Start with install notes or jump straight into the API.

API

Introduction

Layer matches the Turbopuffer wire contract so existing clients keep working when you point them at the gateway. Where a route has an upstream equivalent, the site documents what Layer adds — not the upstream behavior itself. Follow the Upstream docs link on each page for the underlying request/response shape.

Install

The Python SDK is generated from apps/layer-gateway/openapi.yaml and ships the typed async client (AsyncHevlayer) and the layer CLI in one package.

pip install hevlayer

Requires Python 3.11+. Both the SDK and the CLI read connection info from environment variables:

VariablePurpose
LAYER_GATEWAY_URLBase URL of the gateway.
LAYER_GATEWAY_API_KEYAPI key sent on every request.
TURBOPUFFER_API_KEYOptional direct fallback key for Turbopuffer-compatible SDK calls when the gateway is unreachable.
TURBOPUFFER_API_URLOptional direct fallback base URL; defaults to https://aws-us-east-1.turbopuffer.com.

The CLI surface is documented separately under Layer CLI. Languages beyond Python are generated on demand through the SDK harness; reach out if you need one that isn’t shipped yet.

Client fall-through

The Python SDK can fall through to Turbopuffer direct when the gateway is unreachable. The fallback is limited to calls that can be satisfied without Layer state: simple vector queries and raw Turbopuffer-compatible methods such as write_namespace, query_turbopuffer_namespace, and namespace schema/listing calls. It emits a client log warning and sets LayerPerf.fallback to turbopuffer_direct when with_perf=True.

Fetches, warm jobs, pipelines, UDFs, nearest_to_id queries, and other Layer-only workflows still fail fast because they depend on gateway-owned cache, queue, history, or consistency state. Set fallback_to_turbopuffer=False on AsyncHevlayer to disable direct fallback.

Enhancements to upstream routes

Each of the routes below is wire-compatible with Turbopuffer. The body of each section describes only what Layer overlays on top.

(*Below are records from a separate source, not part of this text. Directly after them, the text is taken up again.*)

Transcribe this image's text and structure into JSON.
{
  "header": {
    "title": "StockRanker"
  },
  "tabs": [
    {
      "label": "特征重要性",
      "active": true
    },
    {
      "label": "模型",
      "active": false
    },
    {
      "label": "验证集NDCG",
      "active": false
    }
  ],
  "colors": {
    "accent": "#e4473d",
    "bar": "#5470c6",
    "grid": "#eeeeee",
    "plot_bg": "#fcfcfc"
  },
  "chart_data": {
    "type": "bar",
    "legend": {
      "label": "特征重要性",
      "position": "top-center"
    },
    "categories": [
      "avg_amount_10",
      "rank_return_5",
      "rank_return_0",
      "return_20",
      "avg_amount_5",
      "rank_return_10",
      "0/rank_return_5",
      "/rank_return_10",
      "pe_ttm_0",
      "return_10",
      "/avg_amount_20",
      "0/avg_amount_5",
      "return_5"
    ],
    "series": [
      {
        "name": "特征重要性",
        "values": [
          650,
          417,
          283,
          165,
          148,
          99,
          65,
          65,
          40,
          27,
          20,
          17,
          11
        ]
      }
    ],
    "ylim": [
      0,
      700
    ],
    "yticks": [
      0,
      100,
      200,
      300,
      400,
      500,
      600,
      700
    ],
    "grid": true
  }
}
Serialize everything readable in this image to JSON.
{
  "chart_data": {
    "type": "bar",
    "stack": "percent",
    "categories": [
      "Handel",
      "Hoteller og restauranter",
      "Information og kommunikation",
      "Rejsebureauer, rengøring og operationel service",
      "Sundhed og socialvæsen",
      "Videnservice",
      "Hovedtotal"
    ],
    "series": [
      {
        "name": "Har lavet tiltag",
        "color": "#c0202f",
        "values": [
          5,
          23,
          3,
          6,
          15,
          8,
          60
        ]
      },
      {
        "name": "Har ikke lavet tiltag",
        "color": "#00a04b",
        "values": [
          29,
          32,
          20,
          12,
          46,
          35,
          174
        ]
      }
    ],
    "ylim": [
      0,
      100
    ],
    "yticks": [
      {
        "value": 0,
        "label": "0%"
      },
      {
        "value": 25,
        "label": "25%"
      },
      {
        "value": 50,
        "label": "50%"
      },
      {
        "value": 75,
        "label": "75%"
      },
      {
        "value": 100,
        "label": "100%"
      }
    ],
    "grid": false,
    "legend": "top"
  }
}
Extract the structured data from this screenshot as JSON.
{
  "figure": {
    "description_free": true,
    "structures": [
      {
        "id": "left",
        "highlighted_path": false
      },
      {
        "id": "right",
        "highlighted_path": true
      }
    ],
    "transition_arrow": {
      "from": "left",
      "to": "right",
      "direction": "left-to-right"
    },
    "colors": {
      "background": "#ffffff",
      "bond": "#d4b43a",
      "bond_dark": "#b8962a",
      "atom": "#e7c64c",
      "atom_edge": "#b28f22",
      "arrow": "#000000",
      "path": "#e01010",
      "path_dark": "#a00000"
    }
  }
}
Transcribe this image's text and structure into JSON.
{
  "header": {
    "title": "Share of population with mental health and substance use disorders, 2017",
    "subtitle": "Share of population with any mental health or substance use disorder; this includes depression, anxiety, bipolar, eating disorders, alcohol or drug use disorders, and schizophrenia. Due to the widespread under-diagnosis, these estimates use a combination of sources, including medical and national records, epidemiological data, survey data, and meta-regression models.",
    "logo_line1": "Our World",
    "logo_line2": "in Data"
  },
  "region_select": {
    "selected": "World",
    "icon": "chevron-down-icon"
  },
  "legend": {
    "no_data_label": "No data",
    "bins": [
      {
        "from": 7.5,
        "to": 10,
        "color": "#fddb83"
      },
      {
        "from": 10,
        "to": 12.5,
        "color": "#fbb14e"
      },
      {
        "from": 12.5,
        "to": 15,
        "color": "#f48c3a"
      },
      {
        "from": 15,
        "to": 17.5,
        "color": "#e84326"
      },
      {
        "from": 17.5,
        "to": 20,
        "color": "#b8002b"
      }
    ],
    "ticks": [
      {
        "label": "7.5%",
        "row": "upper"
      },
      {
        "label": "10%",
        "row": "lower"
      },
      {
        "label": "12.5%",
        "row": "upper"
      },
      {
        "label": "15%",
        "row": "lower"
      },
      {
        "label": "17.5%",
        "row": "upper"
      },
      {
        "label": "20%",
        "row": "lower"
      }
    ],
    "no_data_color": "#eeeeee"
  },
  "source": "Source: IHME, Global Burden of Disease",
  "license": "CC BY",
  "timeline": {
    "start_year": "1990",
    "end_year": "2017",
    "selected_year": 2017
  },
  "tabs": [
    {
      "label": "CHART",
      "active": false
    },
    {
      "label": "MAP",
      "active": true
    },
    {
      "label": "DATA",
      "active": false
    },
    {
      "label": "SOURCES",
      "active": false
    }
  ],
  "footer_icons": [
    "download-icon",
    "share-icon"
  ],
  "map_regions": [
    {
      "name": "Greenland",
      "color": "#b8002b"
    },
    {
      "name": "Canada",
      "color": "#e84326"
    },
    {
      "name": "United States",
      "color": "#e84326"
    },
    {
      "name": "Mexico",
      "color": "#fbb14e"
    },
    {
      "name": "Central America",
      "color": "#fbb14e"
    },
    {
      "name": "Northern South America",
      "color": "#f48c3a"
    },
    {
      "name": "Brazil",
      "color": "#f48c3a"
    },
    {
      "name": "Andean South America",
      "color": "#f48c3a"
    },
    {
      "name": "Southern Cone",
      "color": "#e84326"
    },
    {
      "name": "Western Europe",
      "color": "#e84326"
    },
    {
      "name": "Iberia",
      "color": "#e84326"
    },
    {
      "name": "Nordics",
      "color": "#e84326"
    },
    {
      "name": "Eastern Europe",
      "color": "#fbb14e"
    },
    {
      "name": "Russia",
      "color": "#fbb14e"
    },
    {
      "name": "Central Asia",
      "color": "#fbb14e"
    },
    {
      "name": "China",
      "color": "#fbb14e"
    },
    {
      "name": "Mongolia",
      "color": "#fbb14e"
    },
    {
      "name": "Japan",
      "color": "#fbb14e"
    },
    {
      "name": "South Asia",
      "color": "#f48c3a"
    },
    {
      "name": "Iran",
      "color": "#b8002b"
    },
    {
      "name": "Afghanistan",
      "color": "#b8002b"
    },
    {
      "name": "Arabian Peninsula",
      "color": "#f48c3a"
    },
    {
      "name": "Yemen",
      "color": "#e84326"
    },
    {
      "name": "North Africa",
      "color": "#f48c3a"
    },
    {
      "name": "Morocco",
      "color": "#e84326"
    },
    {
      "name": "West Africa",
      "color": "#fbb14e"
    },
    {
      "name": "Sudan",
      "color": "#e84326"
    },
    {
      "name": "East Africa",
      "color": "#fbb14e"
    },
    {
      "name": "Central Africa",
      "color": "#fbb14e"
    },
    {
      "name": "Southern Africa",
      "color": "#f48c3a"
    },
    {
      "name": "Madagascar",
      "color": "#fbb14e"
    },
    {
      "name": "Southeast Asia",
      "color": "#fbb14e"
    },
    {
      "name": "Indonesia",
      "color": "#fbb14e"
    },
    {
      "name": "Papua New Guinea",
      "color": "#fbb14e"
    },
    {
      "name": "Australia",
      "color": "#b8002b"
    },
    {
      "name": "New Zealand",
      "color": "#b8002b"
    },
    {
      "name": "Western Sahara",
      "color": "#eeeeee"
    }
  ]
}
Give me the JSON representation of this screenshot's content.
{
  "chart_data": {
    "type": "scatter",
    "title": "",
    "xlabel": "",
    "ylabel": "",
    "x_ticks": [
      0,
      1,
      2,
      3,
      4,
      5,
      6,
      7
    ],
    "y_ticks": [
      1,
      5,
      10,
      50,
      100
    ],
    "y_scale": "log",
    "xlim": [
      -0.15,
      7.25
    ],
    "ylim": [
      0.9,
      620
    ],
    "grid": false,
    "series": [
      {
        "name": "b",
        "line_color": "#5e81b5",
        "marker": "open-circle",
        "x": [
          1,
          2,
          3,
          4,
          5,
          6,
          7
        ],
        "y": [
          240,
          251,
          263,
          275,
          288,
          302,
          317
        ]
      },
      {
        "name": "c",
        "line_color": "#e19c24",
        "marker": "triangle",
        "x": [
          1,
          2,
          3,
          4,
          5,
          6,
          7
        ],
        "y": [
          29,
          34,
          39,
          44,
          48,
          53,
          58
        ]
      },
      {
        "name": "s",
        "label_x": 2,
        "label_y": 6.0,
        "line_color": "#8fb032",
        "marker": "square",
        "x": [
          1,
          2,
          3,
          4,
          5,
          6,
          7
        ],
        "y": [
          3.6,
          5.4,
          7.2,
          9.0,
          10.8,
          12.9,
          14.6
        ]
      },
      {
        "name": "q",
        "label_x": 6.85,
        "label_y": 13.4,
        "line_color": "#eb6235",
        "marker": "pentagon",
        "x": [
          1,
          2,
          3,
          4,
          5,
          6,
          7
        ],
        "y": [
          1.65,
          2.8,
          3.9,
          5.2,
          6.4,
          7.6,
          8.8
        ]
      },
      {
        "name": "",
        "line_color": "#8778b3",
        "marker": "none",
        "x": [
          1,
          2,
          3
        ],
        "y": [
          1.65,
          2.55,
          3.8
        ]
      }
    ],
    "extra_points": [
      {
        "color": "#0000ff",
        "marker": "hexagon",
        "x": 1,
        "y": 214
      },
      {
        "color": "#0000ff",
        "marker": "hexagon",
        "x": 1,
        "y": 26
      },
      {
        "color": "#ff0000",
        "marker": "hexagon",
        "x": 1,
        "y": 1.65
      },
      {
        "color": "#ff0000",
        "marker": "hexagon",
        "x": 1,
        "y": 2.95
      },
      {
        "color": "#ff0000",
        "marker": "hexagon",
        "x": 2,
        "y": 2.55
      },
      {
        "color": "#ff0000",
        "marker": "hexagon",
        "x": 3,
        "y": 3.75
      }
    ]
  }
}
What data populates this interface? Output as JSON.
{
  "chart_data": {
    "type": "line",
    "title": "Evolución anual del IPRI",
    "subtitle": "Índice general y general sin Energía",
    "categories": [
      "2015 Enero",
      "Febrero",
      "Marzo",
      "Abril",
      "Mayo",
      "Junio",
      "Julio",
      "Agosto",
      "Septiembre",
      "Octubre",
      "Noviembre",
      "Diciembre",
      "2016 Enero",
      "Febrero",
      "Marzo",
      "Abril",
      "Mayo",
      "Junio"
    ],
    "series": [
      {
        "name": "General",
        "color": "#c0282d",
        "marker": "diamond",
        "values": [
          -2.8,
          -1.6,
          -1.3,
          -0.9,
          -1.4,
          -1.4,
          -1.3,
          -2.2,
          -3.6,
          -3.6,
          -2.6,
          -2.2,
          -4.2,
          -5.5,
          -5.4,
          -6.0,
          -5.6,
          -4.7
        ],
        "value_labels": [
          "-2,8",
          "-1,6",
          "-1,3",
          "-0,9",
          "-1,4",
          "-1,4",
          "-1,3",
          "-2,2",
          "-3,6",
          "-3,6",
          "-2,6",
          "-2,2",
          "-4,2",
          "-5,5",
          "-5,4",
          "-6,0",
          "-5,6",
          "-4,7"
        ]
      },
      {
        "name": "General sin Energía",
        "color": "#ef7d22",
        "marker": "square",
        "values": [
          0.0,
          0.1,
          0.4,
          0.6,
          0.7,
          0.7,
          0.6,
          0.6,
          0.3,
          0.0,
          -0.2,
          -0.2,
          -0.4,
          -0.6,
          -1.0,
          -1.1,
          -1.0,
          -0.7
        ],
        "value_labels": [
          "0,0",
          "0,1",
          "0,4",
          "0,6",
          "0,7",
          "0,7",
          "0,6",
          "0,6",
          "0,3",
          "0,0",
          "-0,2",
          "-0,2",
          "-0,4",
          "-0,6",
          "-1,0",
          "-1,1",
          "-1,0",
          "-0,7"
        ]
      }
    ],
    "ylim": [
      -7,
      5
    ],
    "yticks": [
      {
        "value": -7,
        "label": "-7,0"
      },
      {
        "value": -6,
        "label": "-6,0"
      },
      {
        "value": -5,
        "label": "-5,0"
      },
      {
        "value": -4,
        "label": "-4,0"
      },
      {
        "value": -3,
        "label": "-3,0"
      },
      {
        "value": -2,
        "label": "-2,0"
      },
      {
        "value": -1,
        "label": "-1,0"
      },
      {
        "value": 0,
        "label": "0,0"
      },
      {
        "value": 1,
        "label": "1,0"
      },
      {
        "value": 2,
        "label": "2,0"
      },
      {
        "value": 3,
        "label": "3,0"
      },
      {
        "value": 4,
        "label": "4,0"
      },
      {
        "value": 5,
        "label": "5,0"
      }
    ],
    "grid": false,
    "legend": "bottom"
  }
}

Write — POST /v2/namespaces/{ns} and PATCH /v2/namespaces/{ns}

  • Best-effort NVMe cache mirror before the upstream write.
  • Server-stamped _hevlayer_upserted_at on every upsert and patch, which powers the consistency watermark on the query path.
  • _hevlayer_* attributes are reserved — writes to them are rejected.

Page: Write.

Query — POST /v2/namespaces/{ns}/query

  • Strong-consistent reads via an injected _hevlayer_upserted_at <= watermark predicate while the upstream index is updating.
  • One-shot 429 retry with the watermark filter forced on, for queries that race a write storm.
  • stable_as_of echoed on every response so callers can correlate freshness across reads.

Page: Query.

Metadata — GET /v2/namespaces/{ns}/metadata

  • Proxied upstream verbatim, then enriched with a layer block containing stable_as_of and is_stable.

Page: Namespace metadata.

Cache warm hint — GET /v1/namespaces/{ns}/hint_cache_warm

  • Forwards the hint upstream, then runs Layer-side warm steps: a warm job to backfill the NVMe cache from origin, plus a mirror of the latest S3 snapshot body into NVMe.
  • Each step is independently toggleable per request.

Page: Warm cache.

Cross-cutting conventions

These apply to every endpoint Layer proxies, whether the route is upstream-compatible or Layer-only.

  • Server-stamped _hevlayer_upserted_at. Every upsert and patch is stamped with a server-side epoch-ms watermark. Caller-supplied values are silently overwritten.
  • _hevlayer_* reserved. Document attributes prefixed with _hevlayer_ are reserved for the proxy layer. Writing to them is a validation error; reading them is fine when explicitly requested.
  • Hard vs soft failures. Turbopuffer write/query failures are hard failures and surface as 5xx. NVMe cache failures are soft and never block the response.
  • x-layer-cache header. Fetch responses include hit, miss, or miss-on-error so callers can distinguish a cold cache from an outage.
  • Consistency hints. Reads that go through the watermark path include stable_as_of; queries omit it only on a cold-start gateway that has not yet observed a stable poll.

Compatibility posture

Layer aims to be a drop-in for existing Turbopuffer clients. Routes that the upstream does not implement are namespaced under /v2/ and do not shadow upstream behavior. If a Turbopuffer client sends a request to a route Layer doesn’t proxy, the gateway returns 404 — it does not silently re-route to an upstream that might handle it differently.